Evans: What Makes Schools Successful?

2015/05/18 – Wingfield High School’s Principal Willie Killins’ words are heartbreaking. Describing the students whom he recruits into his in-school leadership program, Killin told The Clarion Ledger on May 7, “These aren’t bad kids. They’re usually adolescents facing adult problems — crushing poverty, domestic abuse, hopelessness and hunger — who don’t know how to handle it and take out their frustrations at school.”

Killins has brought new hope to Wingfield, a school that graduated less than half of its 12th-graders in 2014, with his the Phoenix School for Leadership and Careers. In addition to their regular classes, Phoenix students learn conflict resolution, how to set goals and make better choices and, in the process, do better in school and gain self-respect.

Wingfield serves a south Jackson neighborhood that was once solidly middle class with intact families and thriving businesses. As the area suffered economic decline and many families moved away, Wingfield’s student population changed as well — to families trying to deal with not enough money to meet basic family needs, including enough food to eat.

New research by Harvard economists Raj Chetty and Nathaniel Hendren shows just how much children are affected by the neighborhoods where they grow up. In fact, some geographic locations are associated with a 35 percent cut in future income for boys who live there, compared to their peers.

It should be to no one’s surprise that Chetty and Hendren’s map of Mississippi has few neighborhoods that boost a child’s chances of success; way too much of the state leaves Mississippi children at risk for a lifetime of less opportunity, less upward mobility, poorer health and school failure.

Which brings us to the results of the third grade reading gate test. For the most part, schools in middle class areas did well while schools serving children in poverty did not.

The real question is what can we do with this information? At the very least, state legislators should follow their own mandate and appropriate the $8.7 million needed to pay for the 145 highly qualified literacy teachers/interventionists who are supposed to provide the daily intensive reading instruction to the approximately 5,800 students who need it.

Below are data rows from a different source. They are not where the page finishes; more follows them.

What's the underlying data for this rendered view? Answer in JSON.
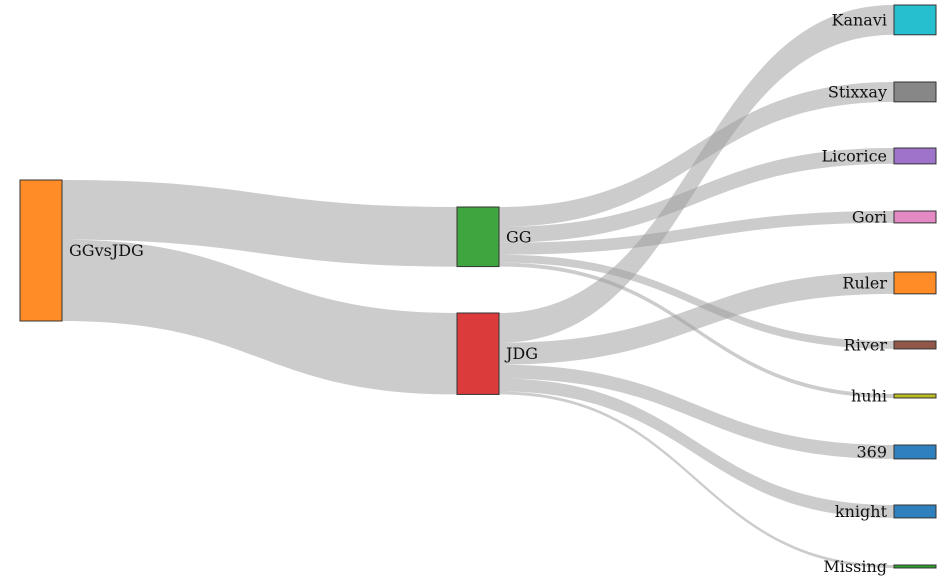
{
  "chart_data": {
    "type": "sankey",
    "nodes": [
      {
        "id": "GGvsJDG",
        "label": "GGvsJDG",
        "color": "#ff8c26"
      },
      {
        "id": "GG",
        "label": "GG",
        "color": "#3fa63f"
      },
      {
        "id": "JDG",
        "label": "JDG",
        "color": "#db3b3b"
      },
      {
        "id": "Kanavi",
        "label": "Kanavi",
        "color": "#26bfcf"
      },
      {
        "id": "Stixxay",
        "label": "Stixxay",
        "color": "#878787"
      },
      {
        "id": "Licorice",
        "label": "Licorice",
        "color": "#9e73c9"
      },
      {
        "id": "Gori",
        "label": "Gori",
        "color": "#e38ac4"
      },
      {
        "id": "Ruler",
        "label": "Ruler",
        "color": "#ff8c26"
      },
      {
        "id": "River",
        "label": "River",
        "color": "#91584a"
      },
      {
        "id": "huhi",
        "label": "huhi",
        "color": "#bcbd22"
      },
      {
        "id": "369",
        "label": "369",
        "color": "#2f80bf"
      },
      {
        "id": "knight",
        "label": "knight",
        "color": "#2f80bf"
      },
      {
        "id": "Missing",
        "label": "Missing",
        "color": "#2ca02c"
      }
    ],
    "links": [
      {
        "source": "GGvsJDG",
        "target": "GG",
        "value": 60
      },
      {
        "source": "GGvsJDG",
        "target": "JDG",
        "value": 82
      },
      {
        "source": "GG",
        "target": "Stixxay",
        "value": 20
      },
      {
        "source": "GG",
        "target": "Licorice",
        "value": 16
      },
      {
        "source": "GG",
        "target": "Gori",
        "value": 12
      },
      {
        "source": "GG",
        "target": "River",
        "value": 8
      },
      {
        "source": "GG",
        "target": "huhi",
        "value": 4
      },
      {
        "source": "JDG",
        "target": "Kanavi",
        "value": 30
      },
      {
        "source": "JDG",
        "target": "Ruler",
        "value": 22
      },
      {
        "source": "JDG",
        "target": "369",
        "value": 14
      },
      {
        "source": "JDG",
        "target": "knight",
        "value": 13
      },
      {
        "source": "JDG",
        "target": "Missing",
        "value": 3
      }
    ]
  }
}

And while we are on the subject of funding, the long-term underfunding of Mississippi schools really does matter. The Proposition 42 Facebook page shows what missing MAEP funding could have provided to school districts: more teachers, lower class size, more textbooks and library books, new computers.

If Mississippi schools cannot pay competitive salaries and offer good working conditions, they lose good teachers to other states and other professions. If districts cannot provide enough of what they know works with their at-risk students — whether that is technology or school supplies or trained literacy coaches and interventionists — many of those at-risk students are going to fail.

One very basic action most if not all Mississippi school districts could take with no additional state funding is to set up USDA subsidized summer feeding programs for their students, especially in high-poverty neighborhoods. Families who have trouble feeding their children during the school year are not magically going to find more food to put on the table when school is out.

And neighborhoods and the shape they are in does matter. Counties and cities can do a better job of making certain residential and commercial properties are not allowed to deteriorate. Deteriorating rental property and houses in arrears on taxes in other U.S. cities are given to nonprofits for renovation to provide low-income families a decent and affordable place to live. We could do more of that.

While it is true students must learn to read and understand in grades K-3 so they can read to learn from then on, the ingredients for school success are more complicated than that. Schools need more than good teachers and principals, involved parents and sufficient supplies. For students to thrive, school must also be a place where children are safe and valued, learn to treat each other with respect, have healthy food to eat, and where they can discover a life-long love of learning to fuel their future success.